No cabe duda que el objeto único y perpetuo del alma es lo que no existe: lo que fue; lo que ya no es; - lo que será; lo que toda vía no es: - lo que es posible; lo que es imposible, - este es, concretamente, el cuidado del alma, pero nunca, nunca, lo que es.
Y el cuerpo, que es lo que es, helo ahí no pudiéndose ya contener en la extensión. - ¿Dónde ponerse? - ¿A dónde llegar? – Este Uno quiere jugar a ser Todo. Quiere empezar el juego de la universalidad del alma. Quiere poner remedio a su identidad valiéndose del número de sus actos. Siendo cosa, estalla en sucesos. Se transporta. Y como el pensamiento excitado toca a toda substancia, vibra entre el tiempo y los instantes, franquea toda diferencia; y como en nuestro espíritu las hipótesis se forman simétricamente, y como los posibles se ordenan y son enumerados, este cuerpo se ejercita en todas sus partes y se combina consigo mismo y se da forma tras forma y sale inmediatamente de sí… Helo ahí, en fin, en ese estado comparable a la llama, en medio de los cambios más activos… Ya no se puede hablar de “movimiento”… Ya no se puede hacer distinción entre sus actos y sus miembros… El cuerpo, en sus ostentaciones de vigor, me plantea un pensamiento extremo: del mismo modo que pedimos a nuestra alma muchas cosas para las cuales no está hecha, y le exigimos que nos ilumine sobre ellas, que nos profetice que adivine el porvenir, conjurándola incluso a que descubra a Dios, - así el cuerpo quiere alcanzar plena posesión de sí mismo, y en un punto de gloria sobrenatural… Pero le sucede lo mismo que al alma, para quien Dios, y la sabiduría, y la profundidad que le pedimos, no son ni pueden ser más que momentos, relámpagos, fragmentos de un tiempo extraño, saltos desesperados fuera de su forma…
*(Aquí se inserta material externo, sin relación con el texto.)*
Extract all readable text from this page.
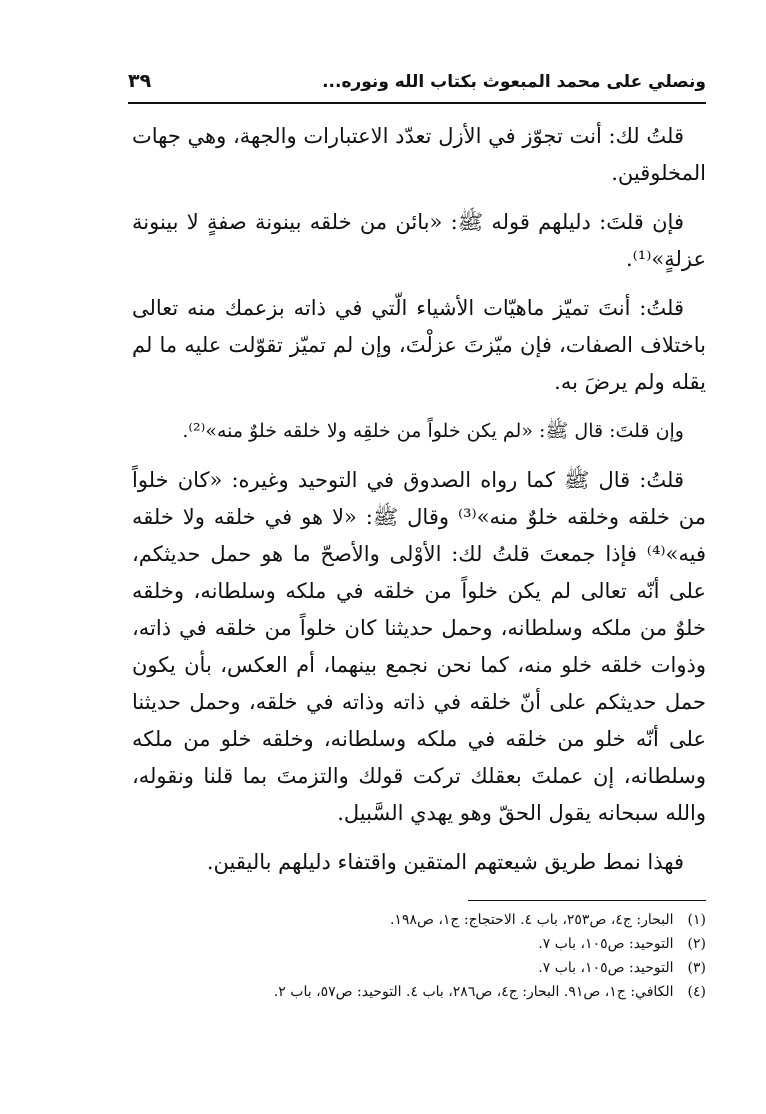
ونصلي على محمد المبعوث بكتاب الله ونوره...
٣٩

قلتُ لك: أنت تجوّز في الأزل تعدّد الاعتبارات والجهة، وهي جهات المخلوقين.

فإن قلتَ: دليلهم قوله ﷺ: «بائن من خلقه بينونة صفةٍ لا بينونة عزلةٍ»⁽¹⁾.

قلتُ: أنتَ تميّز ماهيّات الأشياء الّتي في ذاته بزعمك منه تعالى باختلاف الصفات، فإن ميّزتَ عزلْتَ، وإن لم تميّز تقوّلت عليه ما لم يقله ولم يرضَ به.

وإن قلتَ: قال ﷺ: «لم يكن خلواً من خلقِه ولا خلقه خلوٌ منه»⁽²⁾.

قلتُ: قال ﷺ كما رواه الصدوق في التوحيد وغيره: «كان خلواً من خلقه وخلقه خلوٌ منه»⁽³⁾ وقال ﷺ: «لا هو في خلقه ولا خلقه فيه»⁽⁴⁾ فإذا جمعتَ قلتُ لك: الأوْلى والأصحّ ما هو حمل حديثكم، على أنّه تعالى لم يكن خلواً من خلقه في ملكه وسلطانه، وخلقه خلوٌ من ملكه وسلطانه، وحمل حديثنا كان خلواً من خلقه في ذاته، وذوات خلقه خلو منه، كما نحن نجمع بينهما، أم العكس، بأن يكون حمل حديثكم على أنّ خلقه في ذاته وذاته في خلقه، وحمل حديثنا على أنّه خلو من خلقه في ملكه وسلطانه، وخلقه خلو من ملكه وسلطانه، إن عملتَ بعقلك تركت قولك والتزمتَ بما قلنا ونقوله، والله سبحانه يقول الحقّ وهو يهدي السَّبيل.

فهذا نمط طريق شيعتهم المتقين واقتفاء دليلهم باليقين.

(١) البحار: ج٤، ص٢٥٣، باب ٤. الاحتجاج: ج١، ص١٩٨.

(٢) التوحيد: ص١٠٥، باب ٧.

(٣) التوحيد: ص١٠٥، باب ٧.

(٤) الكافي: ج١، ص٩١. البحار: ج٤، ص٢٨٦، باب ٤. التوحيد: ص٥٧، باب ٢.
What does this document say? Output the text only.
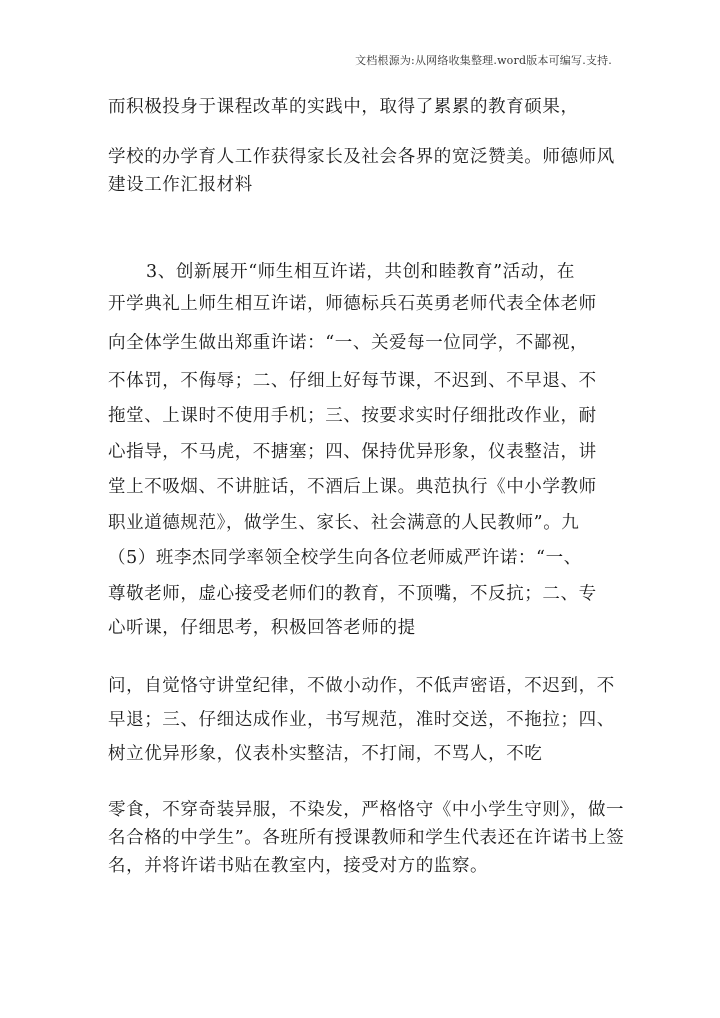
文档根源为:从网络收集整理.word版本可编写.支持.
而积极投身于课程改革的实践中，取得了累累的教育硕果，
学校的办学育人工作获得家长及社会各界的宽泛赞美。师德师风
建设工作汇报材料
3、创新展开“师生相互许诺，共创和睦教育”活动，在
开学典礼上师生相互许诺，师德标兵石英勇老师代表全体老师
向全体学生做出郑重许诺：“一、关爱每一位同学，不鄙视，
不体罚，不侮辱；二、仔细上好每节课，不迟到、不早退、不
拖堂、上课时不使用手机；三、按要求实时仔细批改作业，耐
心指导，不马虎，不搪塞；四、保持优异形象，仪表整洁，讲
堂上不吸烟、不讲脏话，不酒后上课。典范执行《中小学教师
职业道德规范》，做学生、家长、社会满意的人民教师”。九
（5）班李杰同学率领全校学生向各位老师威严许诺：“一、
尊敬老师，虚心接受老师们的教育，不顶嘴，不反抗；二、专
心听课，仔细思考，积极回答老师的提
问，自觉恪守讲堂纪律，不做小动作，不低声密语，不迟到，不
早退；三、仔细达成作业，书写规范，准时交送，不拖拉；四、
树立优异形象，仪表朴实整洁，不打闹，不骂人，不吃
零食，不穿奇装异服，不染发，严格恪守《中小学生守则》，做一
名合格的中学生”。各班所有授课教师和学生代表还在许诺书上签
名，并将许诺书贴在教室内，接受对方的监察。
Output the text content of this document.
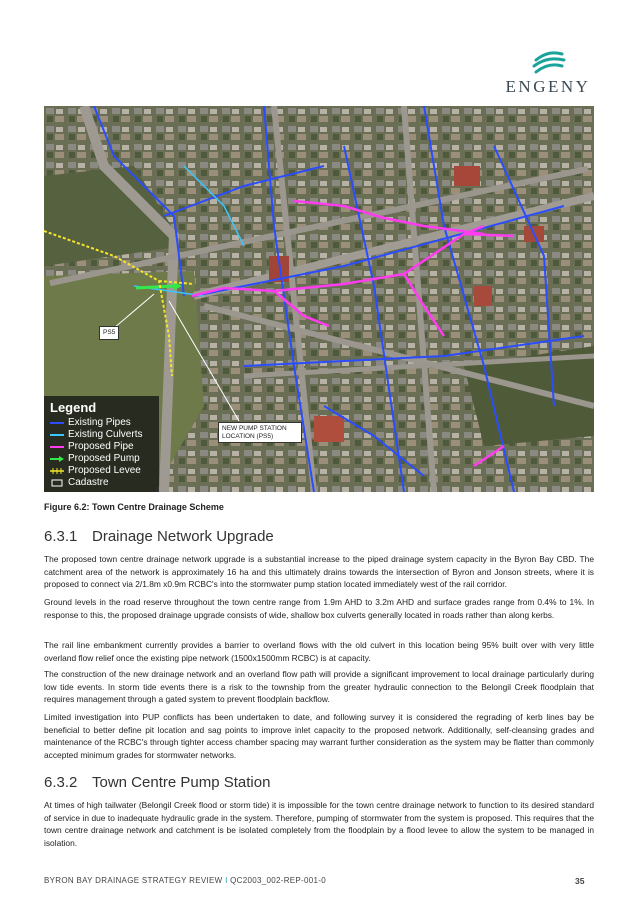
ENGENY
PS5
NEW PUMP STATION LOCATION (PS5)
Legend
Existing Pipes
Existing Culverts
Proposed Pipe
Proposed Pump
Proposed Levee
Cadastre
Figure 6.2: Town Centre Drainage Scheme
6.3.1 Drainage Network Upgrade
The proposed town centre drainage network upgrade is a substantial increase to the piped drainage system capacity in the Byron Bay CBD. The catchment area of the network is approximately 16 ha and this ultimately drains towards the intersection of Byron and Jonson streets, where it is proposed to connect via 2/1.8m x0.9m RCBC's into the stormwater pump station located immediately west of the rail corridor.
Ground levels in the road reserve throughout the town centre range from 1.9m AHD to 3.2m AHD and surface grades range from 0.4% to 1%. In response to this, the proposed drainage upgrade consists of wide, shallow box culverts generally located in roads rather than along kerbs.
The rail line embankment currently provides a barrier to overland flows with the old culvert in this location being 95% built over with very little overland flow relief once the existing pipe network (1500x1500mm RCBC) is at capacity.
The construction of the new drainage network and an overland flow path will provide a significant improvement to local drainage particularly during low tide events. In storm tide events there is a risk to the township from the greater hydraulic connection to the Belongil Creek floodplain that requires management through a gated system to prevent floodplain backflow.
Limited investigation into PUP conflicts has been undertaken to date, and following survey it is considered the regrading of kerb lines bay be beneficial to better define pit location and sag points to improve inlet capacity to the proposed network. Additionally, self-cleansing grades and maintenance of the RCBC's through tighter access chamber spacing may warrant further consideration as the system may be flatter than commonly accepted minimum grades for stormwater networks.
6.3.2 Town Centre Pump Station
At times of high tailwater (Belongil Creek flood or storm tide) it is impossible for the town centre drainage network to function to its desired standard of service in due to inadequate hydraulic grade in the system. Therefore, pumping of stormwater from the system is proposed. This requires that the town centre drainage network and catchment is be isolated completely from the floodplain by a flood levee to allow the system to be managed in isolation.
BYRON BAY DRAINAGE STRATEGY REVIEW I QC2003_002-REP-001-0	35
La idea del pasado no toma un sentido, y no constituye un valor, más que para el hombre que encuentra en sí mismo una pasión de porvenir. El porvenir, por definición no tiene imagen.
En toda obra se unen un deseo, una idea, una acción y una materia.
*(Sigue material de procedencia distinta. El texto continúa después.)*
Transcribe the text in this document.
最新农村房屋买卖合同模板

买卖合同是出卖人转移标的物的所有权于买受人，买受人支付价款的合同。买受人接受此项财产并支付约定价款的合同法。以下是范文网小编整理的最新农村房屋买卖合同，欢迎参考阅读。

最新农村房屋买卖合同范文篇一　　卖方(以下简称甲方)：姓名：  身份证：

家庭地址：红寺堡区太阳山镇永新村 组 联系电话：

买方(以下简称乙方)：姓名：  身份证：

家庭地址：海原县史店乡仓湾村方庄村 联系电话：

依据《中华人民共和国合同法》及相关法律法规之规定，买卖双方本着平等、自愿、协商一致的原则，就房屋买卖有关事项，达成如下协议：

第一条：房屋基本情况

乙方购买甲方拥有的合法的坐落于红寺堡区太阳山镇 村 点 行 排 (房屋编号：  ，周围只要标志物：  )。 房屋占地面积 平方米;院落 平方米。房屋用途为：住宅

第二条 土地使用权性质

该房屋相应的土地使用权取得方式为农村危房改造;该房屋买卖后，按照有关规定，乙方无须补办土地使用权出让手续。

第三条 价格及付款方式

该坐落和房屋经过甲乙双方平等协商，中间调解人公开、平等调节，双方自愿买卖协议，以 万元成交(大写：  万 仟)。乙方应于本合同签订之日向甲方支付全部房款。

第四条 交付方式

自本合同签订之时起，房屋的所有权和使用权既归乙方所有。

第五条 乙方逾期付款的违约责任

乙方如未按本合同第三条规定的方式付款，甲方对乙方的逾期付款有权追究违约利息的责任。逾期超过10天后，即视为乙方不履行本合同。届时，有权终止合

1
Estos elementos esenciales tienen entre ellos contactos tan poco simples y a veces tan sutiles, que es imposible su expresión. Cuando sucede así, es decir, cuando no podemos presentar una obra por medio de una especie de fórmula que nos permita concebirla hecha y vuelta a hacer a voluntad, la llamamos obra de arte.
Lo noble de un arte depende de la pureza del deseo de que procede, y de la incertidumbre del autor en cuanto al feliz éxito de su acción. Cuánto más inseguro se siente el artista acerca del resultado de su esfuerzo, a causa de la naturaleza de la materia que le atormenta y de los agentes de que ha hecho uso para dominarla, más puro es su deseo, más evidente su virtud.
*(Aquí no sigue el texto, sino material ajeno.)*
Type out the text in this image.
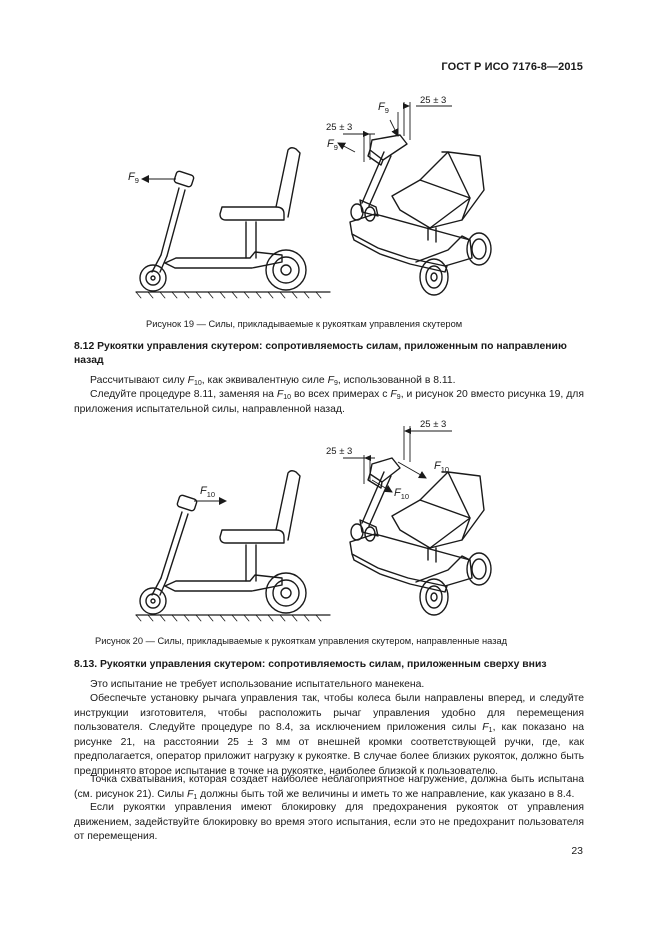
ГОСТ Р ИСО 7176-8—2015
$F_9$
25 ± 3
25 ± 3
$F_9$
$F_9$
Рисунок 19 — Силы, прикладываемые к рукояткам управления скутером
8.12 Рукоятки управления скутером: сопротивляемость силам, приложенным по направлению назад
Рассчитывают силу $F_{10}$, как эквивалентную силе $F_9$, использованной в 8.11.
Следуйте процедуре 8.11, заменяя на $F_{10}$ во всех примерах с $F_9$, и рисунок 20 вместо рисунка 19, для приложения испытательной силы, направленной назад.
$F_{10}$
25 ± 3
25 ± 3
$F_{10}$
$F_{10}$
Рисунок 20 — Силы, прикладываемые к рукояткам управления скутером, направленные назад
8.13. Рукоятки управления скутером: сопротивляемость силам, приложенным сверху вниз
Это испытание не требует использование испытательного манекена.
Обеспечьте установку рычага управления так, чтобы колеса были направлены вперед, и следуйте инструкции изготовителя, чтобы расположить рычаг управления удобно для перемещения пользователя. Следуйте процедуре по 8.4, за исключением приложения силы $F_1$, как показано на рисунке 21, на расстоянии 25 ± 3 мм от внешней кромки соответствующей ручки, где, как предполагается, оператор приложит нагрузку к рукоятке. В случае более близких рукояток, должно быть предпринято второе испытание в точке на рукоятке, наиболее близкой к пользователю.
Точка схватывания, которая создает наиболее неблагоприятное нагружение, должна быть испытана (см. рисунок 21). Силы $F_1$ должны быть той же величины и иметь то же направление, как указано в 8.4.
Если рукоятки управления имеют блокировку для предохранения рукояток от управления движением, задействуйте блокировку во время этого испытания, если это не предохранит пользователя от перемещения.
23
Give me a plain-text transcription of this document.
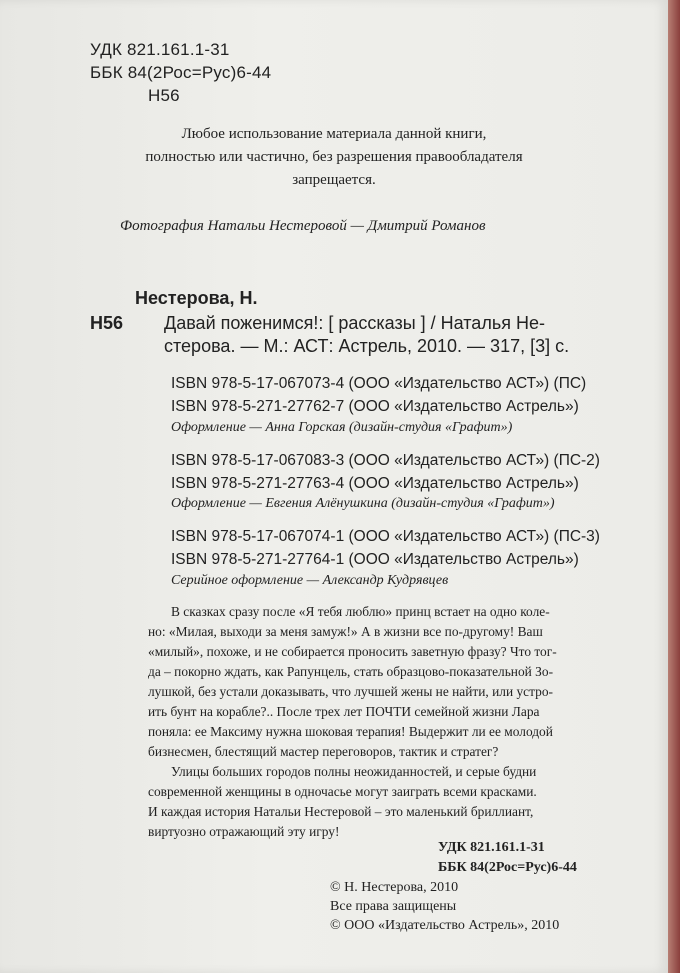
УДК 821.161.1-31
ББК 84(2Рос=Рус)6-44
Н56
Любое использование материала данной книги,
полностью или частично, без разрешения правообладателя
запрещается.
Фотография Натальи Нестеровой — Дмитрий Романов
Нестерова, Н.
Н56 Давай поженимся!: [ рассказы ] / Наталья Не-
стерова. — М.: АСТ: Астрель, 2010. — 317, [3] с.
ISBN 978-5-17-067073-4 (ООО «Издательство АСТ») (ПС)
ISBN 978-5-271-27762-7 (ООО «Издательство Астрель»)
Оформление — Анна Горская (дизайн-студия «Графит»)
ISBN 978-5-17-067083-3 (ООО «Издательство АСТ») (ПС-2)
ISBN 978-5-271-27763-4 (ООО «Издательство Астрель»)
Оформление — Евгения Алёнушкина (дизайн-студия «Графит»)
ISBN 978-5-17-067074-1 (ООО «Издательство АСТ») (ПС-3)
ISBN 978-5-271-27764-1 (ООО «Издательство Астрель»)
Серийное оформление — Александр Кудрявцев
В сказках сразу после «Я тебя люблю» принц встает на одно коле-
но: «Милая, выходи за меня замуж!» А в жизни все по-другому! Ваш
«милый», похоже, и не собирается проносить заветную фразу? Что тог-
да – покорно ждать, как Рапунцель, стать образцово-показательной Зо-
лушкой, без устали доказывать, что лучшей жены не найти, или устро-
ить бунт на корабле?.. После трех лет ПОЧТИ семейной жизни Лара
поняла: ее Максиму нужна шоковая терапия! Выдержит ли ее молодой
бизнесмен, блестящий мастер переговоров, тактик и стратег?
Улицы больших городов полны неожиданностей, и серые будни
современной женщины в одночасье могут заиграть всеми красками.
И каждая история Натальи Нестеровой – это маленький бриллиант,
виртуозно отражающий эту игру!
УДК 821.161.1-31
ББК 84(2Рос=Рус)6-44
© Н. Нестерова, 2010
Все права защищены
© ООО «Издательство Астрель», 2010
La paz es una victoria virtual, muda, continua, de fuerzas posibles por encima de codicias probables.
Cualquier política implica (y generalmente ignora) una determinada idea del hombre y hasta una opinión sobre el destino de la especie; toda una metafísica que va del sensualismo más rudimentario hasta la mística más osada.
No puede haber paz verdadera más que estando todo el mundo satisfecho. Es decir: que no hay verdadera paz. No hay más que paces reales, que no son , como las guerras, más que meros expedientes.